Written and illustrated by Tsutomu Nihei, Knights of Sidonia was serialized in Kodansha's seinen manga magazine Monthly Afternoon from April 25, 2009, to September 25, 2015. It was compiled in 15 tankōbon volumes. The manga has been licensed in North America by Vertical, who released all 15 volumes in English between February 5, 2013, and April 26, 2016.

===Anime===

An anime television series adaptation, produced by Polygon Pictures, aired its first season from April 10 to June 26, 2014, on MBS and later on TBS, CBC and BS-TBS. The series was directed by Kōbun Shizuno, assisted by Hiroyuki Seshita, with scripts by Sadayuki Murai and character designs by Yuki Moriyama. The opening theme song is "Sidonia" (シドニア, Shidonia), performed by Angela, while the ending theme song is "Show" (掌 -show-, Shō), performed by Eri Kitamura.

A second season aired from April 11 to June 26, 2015. For the second season, the opening theme song is "Kishi Kōshinkyoku" (騎士行進曲, Knight March), performed by Angela, while the ending theme song is "Requiem" (鎮魂歌 -レクイエム-, Rekuiemu), performed by CustomiZ.
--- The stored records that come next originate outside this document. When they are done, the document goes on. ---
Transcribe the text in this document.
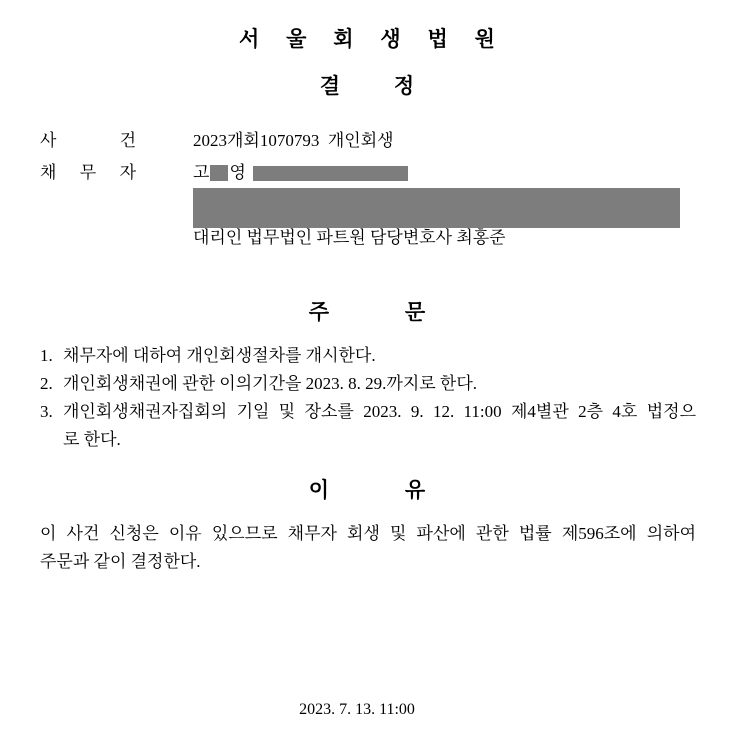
서 울 회 생 법 원
결 정
사 건	2023개회1070793  개인회생
채 무 자	고 영
대리인 법무법인 파트원 담당변호사 최홍준
주 문
1. 채무자에 대하여 개인회생절차를 개시한다.
2. 개인회생채권에 관한 이의기간을 2023. 8. 29.까지로 한다.
3. 개인회생채권자집회의 기일 및 장소를 2023. 9. 12. 11:00 제4별관 2층 4호 법정으
로 한다.
이 유
이 사건 신청은 이유 있으므로 채무자 회생 및 파산에 관한 법률 제596조에 의하여
주문과 같이 결정한다.
2023. 7. 13. 11:00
The series was localized and streamed by Netflix in all of its territories since July 4, 2014, becoming the service's first original anime, as well as the first anime series on Netflix available in Dolby Vision/HDR. The first season has been licensed for home video release by Sentai Filmworks. The second season was released on Netflix on July 3, 2015, and has been licensed by Sentai Filmworks for home video distribution. In July 2021, Funimation announced they acquired the streaming rights from Netflix to both seasons.

===Films===
A compilation film of the first season with additional scenes and re-edited sound effects was released on March 6, 2015.

A new anime film, titled Knights of Sidonia: Love Woven in the Stars, was announced on July 3, 2020. Hiroyuki Seshita served as chief director, while Tadahiro Yoshihira served as director for the new film, with Polygon Pictures returning for production. Sadayuki Murai and Tetsuya Yamada returned to write scripts, while Shūji Katayama composed the music. The rest of the staff and cast returned to reprise their roles. The first four minutes of the film were shown on YouTube on April 28, 2021. The film was set to premiere on May 14, 2021, but was delayed to June 4 due to the COVID-19 pandemic. Funimation screened the film in international theaters starting on September 13, 2021.

==Reception==
===Manga===
Knights of Sidonia won the 39th Kodansha Manga Award in the general category in 2015. The manga won the 47th Seiun Award in the Best Comic category in 2016. It also won the Best Seinen category at the 26th Salón del Manga de Barcelona in 2020. It was one of the Jury Recommended works in the Manga Division at the 17th Japan Media Arts Festival in 2013. The Young Adult Library Services Association listed Knights of Sidonia in its 2014 list of Top 10 Graphic Novels for Teens.

Carlo Santos from Anime News Network gave the first manga volume a B, stating, "It is got a young man piloting a giant robot against alien enemies, but Knight of Sidonia is no Neon Genesis Evangelion. Yet it is not as bleak or incomprehensible as Tsutomu Nihei works like Blame! or Biomega, either—rather, it is the best of both worlds, bringing Nihei's hard sci-fi mentality into a more conventional space-adventure environment".

===Anime===
The anime series received positive reviews, even from famous members of the Japanese anime/game industry, like Hideo Kojima, creator of the Metal Gear series, who claims that "It's a kind of anime that we haven't seen for a while that has that sci-fi spirit. Using digital technology cultivated through games, it creates animation that encapsulates Japan's cultural assets like manga, cel animation, kanji, giant robots, etc. What's born is a unique made-in-Japan work that could never be cooked up in Hollywood. Japanese culture has lost its 'cool', and Knights of Sidonia will be the white knight that saves it". Other industry pros left acknowledgements as well, including Akiko Higashimura, Digitarou and Yoshinao Dao.